Instantly it is pitch dark. The piped classical music dies and I hear the annoyed and anxious wails of other visitors, but it sounds very faint, as if they are a great distance off. I grip the wooden railing hard; I have no other connection to reality. I feel the chill air move damply against my cheek and cock my ear to the plash of a falling water drop. The air seems colder, though I know that’s only suggestion. Suddenly the awesome but peaceful space yawning around me is quite horrible: a Stygian darkness in which anything could be moving; a chamber of Hades. I bite my lip, determined not to squeal as the others are doing. Their muffled cries of distress only add to the illusion of an underworld of tormented souls.
Ther
e is light. Just a spot of it, but it’s approaching. I think it’s a man carrying a torch, but as the shape resolves from the utter darkness I see no torch. Just the man. His tread is steady and confident and he is coming straight towards me. It is the man from the Chimaera, dressed as he was that day on the beach: red cotton trousers, white shirt, bare feet. He is carrying no lamp – yet I can see him. He glows against the velvet blackness, like a paper lantern carrying its own flame. When he gets close enough I can see that he faintly illuminates the pathway, the railing and finally me by his light. At this my brain locks down in shock, unable to deal with anything except minutiae.

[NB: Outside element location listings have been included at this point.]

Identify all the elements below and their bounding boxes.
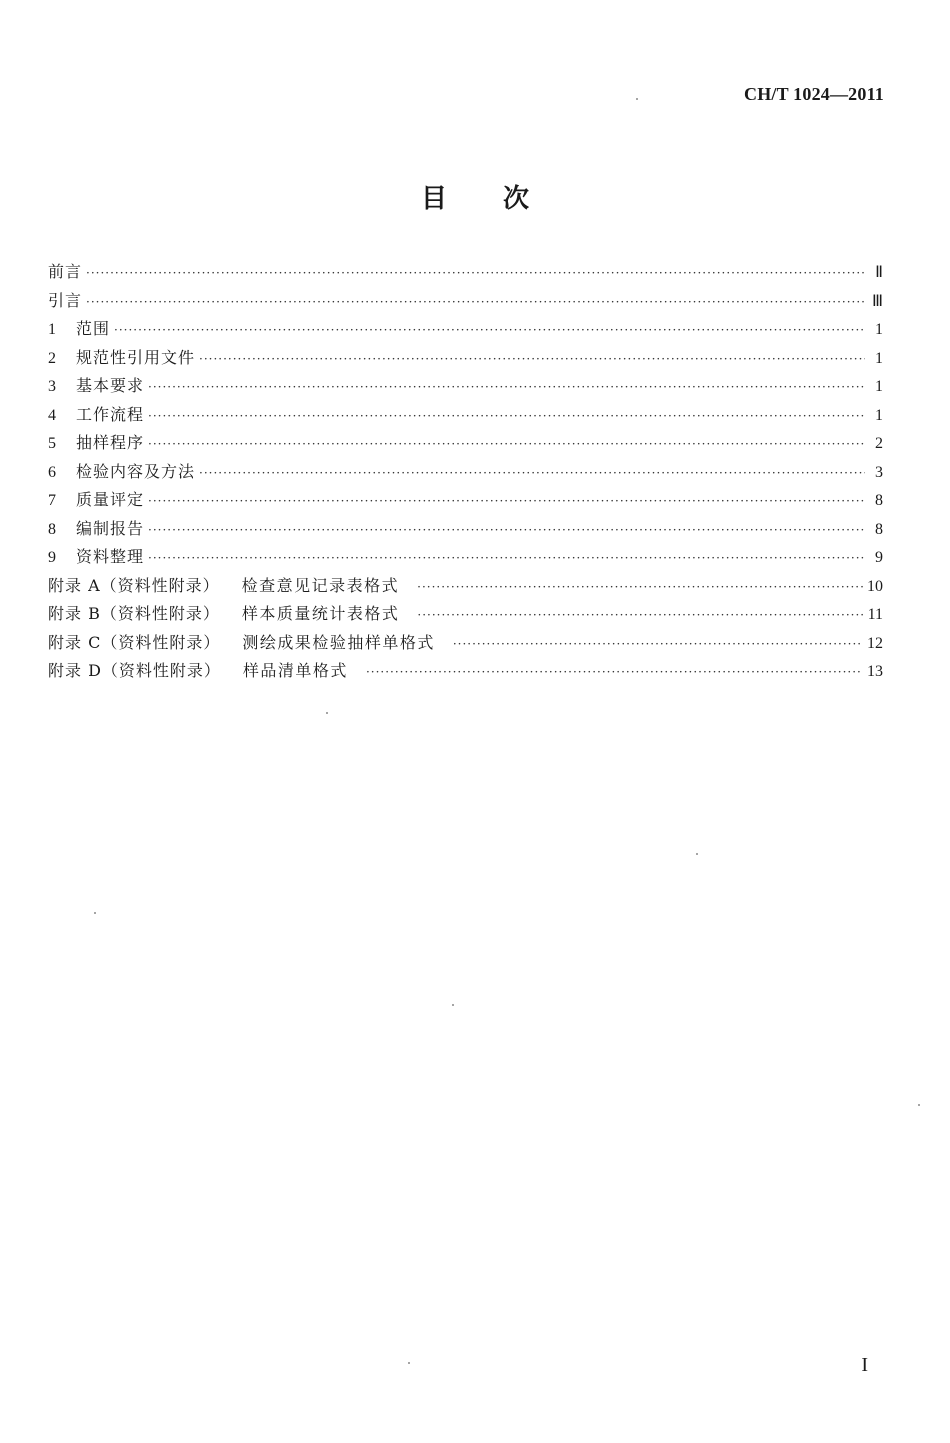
scan-speck: [326, 712, 328, 714]
toc-entry-label: 范围: [76, 319, 111, 338]
toc-appendix-title: 测绘成果检验抽样单格式: [242, 632, 435, 652]
table-of-contents: [48, 258, 883, 686]
toc-leader-dots: [148, 402, 865, 431]
toc-entry-number: 6: [48, 463, 56, 481]
page-title: [0, 178, 950, 215]
page-title-char-2: 次: [503, 184, 530, 214]
toc-entry-number: 9: [48, 549, 56, 566]
toc-entry-number: 8: [48, 520, 56, 538]
toc-appendix-label: 附录 C（资料性附录）: [48, 632, 221, 652]
toc-appendix-title: 样品清单格式: [242, 661, 348, 680]
toc-entry-5[interactable]: [48, 429, 883, 458]
toc-entry-page: 2: [875, 435, 883, 452]
scan-speck: [408, 1362, 410, 1364]
toc-entry-page: Ⅲ: [871, 292, 883, 310]
toc-entry-page: 3: [875, 463, 883, 481]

It’s disconcerting how familiar his face is, and how handsome, though he doesn’t smile in greeting. His expression even now is one of intense scrutiny. He comes in so close I press myself back against the rail, holding my breath. He’s taller than any of the local men I’ve met, and his tight T-shirt clings to sharply defined muscle. He looms over me. His gaze eats me.
‘Stop this.’ My voice is weak and husky but I say it, aware how stupid I sound, as if he were an ordinary man who had for no very good reason decided to follow me across the breadth of the country. ‘You have to leave me alone. I’m married.’
He lifts a brow, and there is a hint of challenge in his enquiry. Keith is not here to defend my honour, and the man’s eyes defy me to wish that he were.
‘I’m married and I love him,’ I repeat, brandishing my wedding ring, wondering if he even speaks English.
He takes my hand. His skin is warm, his fingers long. I can see the gold of my ring shining in his unnatural effulgence. I don’t dare to wrench from his grasp but I avert my eyes momentarily and it is then that I notice the water puddled on the walkway retreating from around his naked feet, steaming a little. I think I might scream if I had breath for it. My lips gape, my eyes are wide.